Vahenz wasn’t superstitious about moths the way some of the Nirai got – one of many reasons she avoided getting stuck at bars with amorous technicians – but the unceasing slivered reflections, the eyeless spaces, the syncopated lights made her tense. Well, shooting people could be relaxing, if you shot the right people. She’d settle for that, and promise herself extra luxury when she made it somewhere safe with civilized amenities.
She brought up the photos of the Deuce of Gears. The image came up in front of her left eye, and she saw what hadn’t been evident at first, the jagged column cutting through the lightning-crack in the larger gear on the left. Jedao had written a number: 1,082,771.
Vahenz dismissed the image, mouth peeling back in a sneer. What, all those other fools he’d killed weren’t worthy of being added to the tally, just Hellspin Fortress and this latest tragicomedy? Granted, the man wasn’t known for his sanity. Let him savor his kills however he liked.
Funny but true: at one point she had dreamed about the things she could accomplish if the Kel ever let her walk around a cindermoth unmolested. Now that she was here, the Kel themselves had done most of the work for her, or scotched it in a supreme display of incompetence, take your pick.
The life sign had paused. It was close by now. She slowed and reflexively dropped behind a terminal’s slanted remnants when a red-and-yellow light came on in the center of the room. It blinked in the rapid one-two-three-four of the Kel drum code for distress. A shape flickered in the shadows. Vahenz fired. The wall sizzled, and sparks flew up, aggressively red-orange. Part of a tapestry disappeared: streaks of soot, ghosts stitched into smoke.
“Honestly,” a woman’s voice came out of the shadows, crackling with static, “if that was the best Kel Command could do for a kill count, they should have kept me on. Anyway, I’m sorry, I don’t believe we’re formally acquainted?”
“Shuos Jedao, I presume,” Vahenz said. Same female voice as that last conspiratorial “message” to Liozh Zai, same accent, same fucking cocksure attitude.
The voice was coming over the broadcast system, as though that was supposed to fool her. Still, she couldn’t discount the possibility of some elaborate trick. “You’ll forgive me if I’m not eager to introduce myself,” Vahenz said.
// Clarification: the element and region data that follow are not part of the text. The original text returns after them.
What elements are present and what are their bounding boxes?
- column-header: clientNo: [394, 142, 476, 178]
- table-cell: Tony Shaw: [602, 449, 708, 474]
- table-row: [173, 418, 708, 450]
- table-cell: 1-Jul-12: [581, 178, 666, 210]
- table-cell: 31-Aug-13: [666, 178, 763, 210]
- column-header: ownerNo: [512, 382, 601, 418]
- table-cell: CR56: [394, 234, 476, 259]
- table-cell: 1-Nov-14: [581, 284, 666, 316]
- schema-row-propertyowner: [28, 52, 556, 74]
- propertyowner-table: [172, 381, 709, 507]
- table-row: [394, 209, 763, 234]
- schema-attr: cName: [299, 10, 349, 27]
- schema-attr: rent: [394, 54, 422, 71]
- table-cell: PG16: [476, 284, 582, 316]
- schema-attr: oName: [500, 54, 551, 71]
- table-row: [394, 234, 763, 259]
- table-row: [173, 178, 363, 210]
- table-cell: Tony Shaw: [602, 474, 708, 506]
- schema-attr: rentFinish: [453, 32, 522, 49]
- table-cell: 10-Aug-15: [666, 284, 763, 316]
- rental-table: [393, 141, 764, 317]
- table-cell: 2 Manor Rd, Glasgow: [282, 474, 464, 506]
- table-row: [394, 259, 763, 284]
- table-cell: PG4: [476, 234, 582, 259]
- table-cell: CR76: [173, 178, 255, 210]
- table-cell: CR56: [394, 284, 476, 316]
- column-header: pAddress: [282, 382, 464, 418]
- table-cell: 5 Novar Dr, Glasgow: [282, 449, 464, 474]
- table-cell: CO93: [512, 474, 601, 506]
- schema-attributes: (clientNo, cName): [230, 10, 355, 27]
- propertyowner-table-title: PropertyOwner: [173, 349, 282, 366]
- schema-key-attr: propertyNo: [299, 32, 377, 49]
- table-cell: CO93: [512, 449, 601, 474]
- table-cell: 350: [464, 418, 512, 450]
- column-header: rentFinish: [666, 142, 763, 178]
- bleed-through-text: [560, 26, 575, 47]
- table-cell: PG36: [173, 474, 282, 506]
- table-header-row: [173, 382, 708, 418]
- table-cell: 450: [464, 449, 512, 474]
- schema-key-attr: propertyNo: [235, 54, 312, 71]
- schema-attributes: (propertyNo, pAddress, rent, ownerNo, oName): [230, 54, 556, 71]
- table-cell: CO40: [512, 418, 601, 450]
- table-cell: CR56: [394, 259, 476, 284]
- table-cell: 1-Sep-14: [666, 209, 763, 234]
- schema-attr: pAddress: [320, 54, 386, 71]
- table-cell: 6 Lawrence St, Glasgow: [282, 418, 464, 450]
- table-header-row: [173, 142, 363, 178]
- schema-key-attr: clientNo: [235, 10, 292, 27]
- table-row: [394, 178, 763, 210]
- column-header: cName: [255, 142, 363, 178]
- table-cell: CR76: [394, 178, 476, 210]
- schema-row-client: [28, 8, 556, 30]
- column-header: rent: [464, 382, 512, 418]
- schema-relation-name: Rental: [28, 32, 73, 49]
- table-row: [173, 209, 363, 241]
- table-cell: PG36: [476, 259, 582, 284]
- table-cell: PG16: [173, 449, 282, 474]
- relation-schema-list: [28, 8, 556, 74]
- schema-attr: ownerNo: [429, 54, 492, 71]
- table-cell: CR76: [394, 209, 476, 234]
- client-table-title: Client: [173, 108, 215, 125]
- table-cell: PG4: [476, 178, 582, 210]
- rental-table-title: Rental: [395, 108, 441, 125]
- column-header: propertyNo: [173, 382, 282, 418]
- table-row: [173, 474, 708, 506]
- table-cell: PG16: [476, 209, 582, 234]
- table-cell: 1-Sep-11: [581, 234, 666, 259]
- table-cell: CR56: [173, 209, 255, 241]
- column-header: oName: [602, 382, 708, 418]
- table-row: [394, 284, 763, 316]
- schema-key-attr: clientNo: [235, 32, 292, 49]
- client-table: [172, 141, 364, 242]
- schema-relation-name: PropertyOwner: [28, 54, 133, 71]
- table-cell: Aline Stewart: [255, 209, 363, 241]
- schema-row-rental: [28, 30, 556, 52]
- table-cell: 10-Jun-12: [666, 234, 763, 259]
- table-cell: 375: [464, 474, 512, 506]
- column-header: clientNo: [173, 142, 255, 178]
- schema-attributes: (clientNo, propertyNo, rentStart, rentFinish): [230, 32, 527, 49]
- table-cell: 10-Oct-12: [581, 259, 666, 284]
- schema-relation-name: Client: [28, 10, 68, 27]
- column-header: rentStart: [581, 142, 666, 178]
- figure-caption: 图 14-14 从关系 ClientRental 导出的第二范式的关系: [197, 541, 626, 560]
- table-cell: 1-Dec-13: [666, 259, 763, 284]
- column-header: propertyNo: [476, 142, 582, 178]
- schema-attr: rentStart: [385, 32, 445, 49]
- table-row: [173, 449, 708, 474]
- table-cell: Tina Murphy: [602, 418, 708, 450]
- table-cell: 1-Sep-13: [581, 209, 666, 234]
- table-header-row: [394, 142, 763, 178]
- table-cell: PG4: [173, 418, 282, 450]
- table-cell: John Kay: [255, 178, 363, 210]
She queried the needlemoth’s systems anyway, but it wasn’t having any better luck without her to hold its hand.
“And yet here you are, when you could be long gone on your way to wherever secret agents go when they have to compose apologetic reports to their superiors.” Jedao’s voice was annoyingly rueful. “You think I didn’t write my share of same when I was working for the Shuos?”
Jedao was moving again, very slowly. Vahenz was having none of that. She crouched low and set after him, cat-footed. “Cut to the point,” she said. But she was smiling. She made her way around the remnants of the trap.
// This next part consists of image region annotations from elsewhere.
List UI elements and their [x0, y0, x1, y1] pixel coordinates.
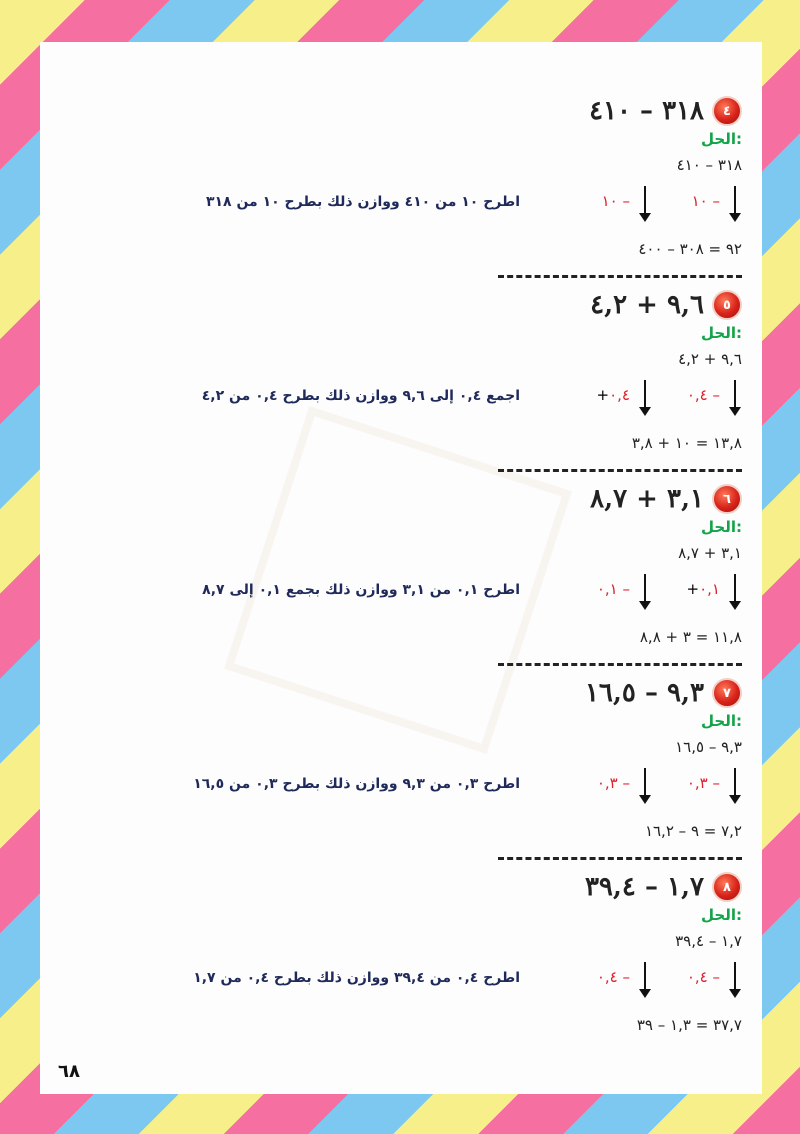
down-arrow-icon [734, 574, 736, 602]
dashed-divider [498, 275, 742, 278]
adjustment-row [582, 768, 742, 804]
original-expression: ٣,١ + ٨,٧ [678, 544, 742, 562]
down-arrow-icon [734, 186, 736, 214]
adjustment-value: ٠,٤ – [686, 968, 720, 986]
down-arrow-icon [734, 380, 736, 408]
adjustment-row [582, 574, 742, 610]
explanation-text: اطرح ٠,٣ من ٩,٣ ووازن ذلك بطرح ٠,٣ من ١٦,٥ [193, 776, 520, 792]
explanation-text: اجمع ٠,٤ إلى ٩,٦ ووازن ذلك بطرح ٠,٤ من ٤,٢ [201, 388, 520, 404]
left-adjustment [597, 774, 630, 792]
adjustment-value: ٠,٣ – [596, 774, 630, 792]
down-arrow-icon [644, 962, 646, 990]
exercise-title [590, 288, 742, 322]
worksheet-page [40, 42, 762, 1094]
original-expression: ٩,٣ – ١٦,٥ [675, 738, 742, 756]
exercise-expression: ١,٧ – ٣٩,٤ [584, 872, 704, 902]
result-expression: ٧,٢ = ٩ – ١٦,٢ [644, 822, 742, 840]
solution-label: الحل: [701, 712, 742, 730]
exercise-number-badge: ٥ [712, 290, 742, 320]
exercise-4 [40, 94, 762, 289]
down-arrow-icon [734, 962, 736, 990]
exercise-expression: ٩,٣ – ١٦,٥ [584, 678, 704, 708]
original-expression: ٩,٦ + ٤,٢ [678, 350, 742, 368]
right-adjustment [687, 580, 720, 598]
original-expression: ٣١٨ – ٤١٠ [676, 156, 742, 174]
adjustment-sign: + [686, 580, 700, 598]
adjustment-row [582, 380, 742, 416]
result-expression: ٣٧,٧ = ١,٣ – ٣٩ [636, 1016, 742, 1034]
down-arrow-icon [644, 380, 646, 408]
result-expression: ١٣,٨ = ١٠ + ٣,٨ [631, 434, 742, 452]
exercise-number-badge: ٤ [712, 96, 742, 126]
solution-label: الحل: [701, 906, 742, 924]
exercise-expression: ٣١٨ – ٤١٠ [589, 96, 704, 126]
down-arrow-icon [644, 574, 646, 602]
adjustment-value: ٠,١ [699, 580, 720, 598]
adjustment-value: ١٠ – [691, 192, 720, 210]
exercise-6 [40, 482, 762, 677]
adjustment-value: ٠,٤ – [686, 386, 720, 404]
left-adjustment [597, 580, 630, 598]
page-number: ٦٨ [58, 1061, 80, 1082]
dashed-divider [498, 663, 742, 666]
adjustment-sign: + [596, 386, 610, 404]
right-adjustment [687, 968, 720, 986]
exercise-5 [40, 288, 762, 483]
original-expression: ١,٧ – ٣٩,٤ [675, 932, 742, 950]
exercise-8 [40, 870, 762, 1065]
exercise-7 [40, 676, 762, 871]
exercise-expression: ٣,١ + ٨,٧ [590, 484, 704, 514]
solution-label: الحل: [701, 130, 742, 148]
adjustment-row [582, 186, 742, 222]
left-adjustment [597, 386, 630, 404]
dashed-divider [498, 857, 742, 860]
explanation-text: اطرح ٠,٤ من ٣٩,٤ ووازن ذلك بطرح ٠,٤ من ١,٧ [193, 970, 520, 986]
left-adjustment [597, 968, 630, 986]
left-adjustment [602, 192, 630, 210]
exercise-number-badge: ٨ [712, 872, 742, 902]
solution-label: الحل: [701, 324, 742, 342]
result-expression: ١١,٨ = ٣ + ٨,٨ [639, 628, 742, 646]
exercise-title [590, 482, 742, 516]
exercise-title [589, 94, 742, 128]
down-arrow-icon [644, 768, 646, 796]
adjustment-value: ٠,٣ – [686, 774, 720, 792]
solution-label: الحل: [701, 518, 742, 536]
exercise-title [585, 676, 742, 710]
adjustment-value: ١٠ – [601, 192, 630, 210]
explanation-text: اطرح ٠,١ من ٣,١ ووازن ذلك بجمع ٠,١ إلى ٨,٧ [202, 582, 520, 598]
right-adjustment [687, 386, 720, 404]
exercise-title [585, 870, 742, 904]
right-adjustment [692, 192, 720, 210]
dashed-divider [498, 469, 742, 472]
adjustment-value: ٠,١ – [596, 580, 630, 598]
exercise-number-badge: ٦ [712, 484, 742, 514]
adjustment-row [582, 962, 742, 998]
down-arrow-icon [644, 186, 646, 214]
result-expression: ٩٢ = ٣٠٨ – ٤٠٠ [638, 240, 742, 258]
exercise-expression: ٩,٦ + ٤,٢ [590, 290, 704, 320]
right-adjustment [687, 774, 720, 792]
down-arrow-icon [734, 768, 736, 796]
adjustment-value: ٠,٤ – [596, 968, 630, 986]
adjustment-value: ٠,٤ [609, 386, 630, 404]
explanation-text: اطرح ١٠ من ٤١٠ ووازن ذلك بطرح ١٠ من ٣١٨ [205, 194, 520, 210]
exercise-number-badge: ٧ [712, 678, 742, 708]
The red-and-yellow lights paced her, sometimes appearing to the left, sometimes to the right. Sometimes they were near the ceiling, and sometimes near the floor. Still blinking in that one-two-three-four pattern, as if she was supposed to be impressed by Kel superstition. At least she could assume that he knew exactly where she was. The fact that he hadn’t shot her yet, plus his talkativeness, suggested desperation for information.
“I have to ask,” Jedao said conversationally, “if you’re here to see me dead, aren’t there less risky ways of doing the job? I mean, we don’t have inconvenient bystanders fouling up the arena now. It’s just the two of us. There’s no more need for lies and ploys. If I had some way of blowing you up for real, I’d have hit the button by now. That pathetic light show in the command center would have gotten me flunked out of Shuos Academy.”
So she was right after all. But she didn’t have any problem letting him continue to talk. Just in case he let something drop. As a bonus, he was moving more and more slowly. Too obvious. She stopped, refusing to be lured in further.